While the FX market is huge, with $6.6 trillion traded each day on average (more than 10 times larger than global equity market volume), it has been difficult to study FX behaviour due to that market’s decentralised, over-the-counter structure that lacks centralised transaction data.
“Does volume contain predictive information about future exchange rate returns? How is FX trading volume related to asymmetric information about the drivers of currency returns? Can currency investors employ the information embedded within volume in designing their asset allocation strategies? Until now, answers to these questions have remained tantalisingly unobtainable,” the study says.
The authors thus developed a simple model tied to demand for foreign bonds (which are risk-free in local currency) that tests the relationship between FX volume and future currency returns. It then tests the model’s predictions based on data from CLS Group, the world’s largest FX settlement institution covering 50% of OTC spot (current price), forward (price at a future date) and swap (price of a simultaneous purchase and sale of identical amounts of one currency for another at different dates) activity for 31 currency pairs over six years.
Under the model, daily currency returns are driven by the interaction of the previous day’s return and unexpected volume (deviation of volume from a 21-day moving average). The study finds the results to be similar across various currency pairs, which indicates that the information asymmetry does not depend on average levels of volume or the other factors.

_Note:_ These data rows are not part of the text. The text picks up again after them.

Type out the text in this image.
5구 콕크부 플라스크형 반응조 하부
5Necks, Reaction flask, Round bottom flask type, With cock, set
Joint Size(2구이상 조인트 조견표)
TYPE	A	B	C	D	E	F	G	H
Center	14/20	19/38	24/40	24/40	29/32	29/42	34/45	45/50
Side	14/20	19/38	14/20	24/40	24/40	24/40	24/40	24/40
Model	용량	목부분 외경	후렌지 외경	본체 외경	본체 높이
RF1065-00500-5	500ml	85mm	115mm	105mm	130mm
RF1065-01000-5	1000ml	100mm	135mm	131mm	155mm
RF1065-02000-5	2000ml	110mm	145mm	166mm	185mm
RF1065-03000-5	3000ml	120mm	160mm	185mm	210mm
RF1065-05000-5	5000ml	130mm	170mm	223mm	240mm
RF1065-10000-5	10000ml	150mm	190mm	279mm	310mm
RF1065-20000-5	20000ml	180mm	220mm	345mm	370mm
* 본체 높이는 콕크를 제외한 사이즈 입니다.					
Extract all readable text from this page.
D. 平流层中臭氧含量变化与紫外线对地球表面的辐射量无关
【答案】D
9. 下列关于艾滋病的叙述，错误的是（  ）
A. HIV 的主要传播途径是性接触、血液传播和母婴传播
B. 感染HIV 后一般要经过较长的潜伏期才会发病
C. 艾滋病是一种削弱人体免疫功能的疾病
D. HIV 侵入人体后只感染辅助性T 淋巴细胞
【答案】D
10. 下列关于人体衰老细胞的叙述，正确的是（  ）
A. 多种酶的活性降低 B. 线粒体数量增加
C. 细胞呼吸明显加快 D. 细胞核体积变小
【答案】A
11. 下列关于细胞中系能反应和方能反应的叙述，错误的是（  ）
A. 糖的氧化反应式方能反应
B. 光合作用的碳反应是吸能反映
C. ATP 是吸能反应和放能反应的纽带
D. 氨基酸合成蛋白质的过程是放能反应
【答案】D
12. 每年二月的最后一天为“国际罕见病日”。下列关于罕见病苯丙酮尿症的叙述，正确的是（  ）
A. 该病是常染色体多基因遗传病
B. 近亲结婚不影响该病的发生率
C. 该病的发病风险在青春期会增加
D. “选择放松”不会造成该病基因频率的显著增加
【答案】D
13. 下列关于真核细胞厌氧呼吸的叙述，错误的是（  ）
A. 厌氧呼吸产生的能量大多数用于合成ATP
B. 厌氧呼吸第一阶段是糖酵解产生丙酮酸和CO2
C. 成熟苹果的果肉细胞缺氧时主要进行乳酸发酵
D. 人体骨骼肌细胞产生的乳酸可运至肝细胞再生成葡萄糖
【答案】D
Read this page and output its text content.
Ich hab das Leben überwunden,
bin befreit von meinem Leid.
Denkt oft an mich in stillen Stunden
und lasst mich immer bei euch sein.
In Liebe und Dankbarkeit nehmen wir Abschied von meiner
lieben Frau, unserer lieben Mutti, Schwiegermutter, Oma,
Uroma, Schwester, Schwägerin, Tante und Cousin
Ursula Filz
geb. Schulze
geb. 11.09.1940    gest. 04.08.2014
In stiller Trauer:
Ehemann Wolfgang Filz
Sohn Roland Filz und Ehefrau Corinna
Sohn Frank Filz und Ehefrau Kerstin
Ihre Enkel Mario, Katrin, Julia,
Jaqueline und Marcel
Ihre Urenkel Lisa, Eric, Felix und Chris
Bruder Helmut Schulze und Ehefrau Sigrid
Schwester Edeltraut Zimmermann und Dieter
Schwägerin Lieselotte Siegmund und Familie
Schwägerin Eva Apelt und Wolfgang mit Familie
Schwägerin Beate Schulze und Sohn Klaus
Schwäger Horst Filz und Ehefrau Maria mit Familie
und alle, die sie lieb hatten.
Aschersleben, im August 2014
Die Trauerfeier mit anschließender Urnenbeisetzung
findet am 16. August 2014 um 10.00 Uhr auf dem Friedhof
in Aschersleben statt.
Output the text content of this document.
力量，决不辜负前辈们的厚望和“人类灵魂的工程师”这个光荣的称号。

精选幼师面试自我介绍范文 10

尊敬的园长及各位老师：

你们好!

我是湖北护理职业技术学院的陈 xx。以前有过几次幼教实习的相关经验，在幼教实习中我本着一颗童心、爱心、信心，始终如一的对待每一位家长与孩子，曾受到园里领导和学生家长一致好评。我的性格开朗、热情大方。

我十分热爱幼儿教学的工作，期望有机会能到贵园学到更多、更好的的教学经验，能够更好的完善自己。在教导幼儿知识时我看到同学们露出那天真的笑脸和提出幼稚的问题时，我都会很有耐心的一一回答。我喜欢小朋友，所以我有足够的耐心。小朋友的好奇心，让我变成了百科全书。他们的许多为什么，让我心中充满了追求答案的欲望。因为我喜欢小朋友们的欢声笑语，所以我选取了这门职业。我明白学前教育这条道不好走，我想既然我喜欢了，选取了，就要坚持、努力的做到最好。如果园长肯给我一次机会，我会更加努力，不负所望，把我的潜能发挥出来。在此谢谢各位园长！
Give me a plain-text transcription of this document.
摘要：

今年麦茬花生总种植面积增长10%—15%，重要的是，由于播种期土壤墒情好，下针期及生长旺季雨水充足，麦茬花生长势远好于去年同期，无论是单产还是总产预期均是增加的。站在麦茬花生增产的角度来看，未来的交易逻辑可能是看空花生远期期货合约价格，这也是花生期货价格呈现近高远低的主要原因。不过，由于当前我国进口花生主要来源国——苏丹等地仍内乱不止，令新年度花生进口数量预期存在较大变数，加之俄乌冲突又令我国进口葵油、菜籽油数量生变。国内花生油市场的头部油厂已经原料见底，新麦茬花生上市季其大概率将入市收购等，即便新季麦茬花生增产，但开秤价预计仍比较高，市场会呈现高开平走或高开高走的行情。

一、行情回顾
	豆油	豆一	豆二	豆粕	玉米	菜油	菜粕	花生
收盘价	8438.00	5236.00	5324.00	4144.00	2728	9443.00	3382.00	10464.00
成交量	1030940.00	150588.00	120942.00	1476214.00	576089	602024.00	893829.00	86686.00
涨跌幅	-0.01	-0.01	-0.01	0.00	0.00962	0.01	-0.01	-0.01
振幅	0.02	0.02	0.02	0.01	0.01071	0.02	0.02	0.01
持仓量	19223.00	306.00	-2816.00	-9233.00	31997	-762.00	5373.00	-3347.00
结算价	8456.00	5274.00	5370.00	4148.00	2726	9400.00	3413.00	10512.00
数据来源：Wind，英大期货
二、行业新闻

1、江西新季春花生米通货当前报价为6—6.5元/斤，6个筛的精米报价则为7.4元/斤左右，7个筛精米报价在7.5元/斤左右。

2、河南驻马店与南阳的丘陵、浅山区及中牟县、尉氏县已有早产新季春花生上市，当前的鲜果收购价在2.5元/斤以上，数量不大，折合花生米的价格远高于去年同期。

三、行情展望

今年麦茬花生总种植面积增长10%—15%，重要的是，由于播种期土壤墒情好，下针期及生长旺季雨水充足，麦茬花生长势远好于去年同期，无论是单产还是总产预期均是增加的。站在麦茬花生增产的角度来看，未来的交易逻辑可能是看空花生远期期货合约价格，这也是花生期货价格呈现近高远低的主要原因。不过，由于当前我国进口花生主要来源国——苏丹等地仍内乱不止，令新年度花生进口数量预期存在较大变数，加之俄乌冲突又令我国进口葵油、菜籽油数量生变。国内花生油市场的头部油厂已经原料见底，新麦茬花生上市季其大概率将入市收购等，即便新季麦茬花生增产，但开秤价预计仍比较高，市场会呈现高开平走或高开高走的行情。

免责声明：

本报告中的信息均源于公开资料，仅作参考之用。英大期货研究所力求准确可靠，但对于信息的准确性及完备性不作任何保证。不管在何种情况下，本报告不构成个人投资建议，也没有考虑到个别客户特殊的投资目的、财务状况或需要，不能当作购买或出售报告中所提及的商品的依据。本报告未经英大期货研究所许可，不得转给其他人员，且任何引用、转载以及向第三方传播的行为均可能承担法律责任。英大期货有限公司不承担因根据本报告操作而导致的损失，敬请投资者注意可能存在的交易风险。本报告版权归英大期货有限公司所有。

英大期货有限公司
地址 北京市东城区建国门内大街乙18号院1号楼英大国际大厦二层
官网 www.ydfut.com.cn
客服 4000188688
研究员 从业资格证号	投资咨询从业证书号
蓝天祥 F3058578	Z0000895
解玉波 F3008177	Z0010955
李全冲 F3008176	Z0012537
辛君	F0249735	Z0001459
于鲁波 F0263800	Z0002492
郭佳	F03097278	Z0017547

“The finding is important for industry regulators interested in the consequences of moving from the decentralised, dealer-driven foreign exchange market to a more centralised system,” says a policy-focused summary of the research written by the authors on the Centre for Economic Policy Research’s VoxEU.
“Indeed, the results contrast starkly with prior evidence from centralised markets. US equity market studies, for example, have found that the analogue of the interaction coefficient is, for most individual stocks, negative.”
The study also finds that this coefficient is positive and highly statistically significant when estimated using spot and forward volume, but shows little or no impact when estimated with swap volume – suggesting that market participants provide more private information using spot and forward exchange rates.
The study – entitled “Foreign exchange volume” – is co-authored by Professor Giovanni Cespa of Cass Business School, Dr Antonio Gargano of the University of Houston, Dr Steven J. Riddiough of the University of Toronto, and Professor Lucio Sarno of Cambridge Judge Business School.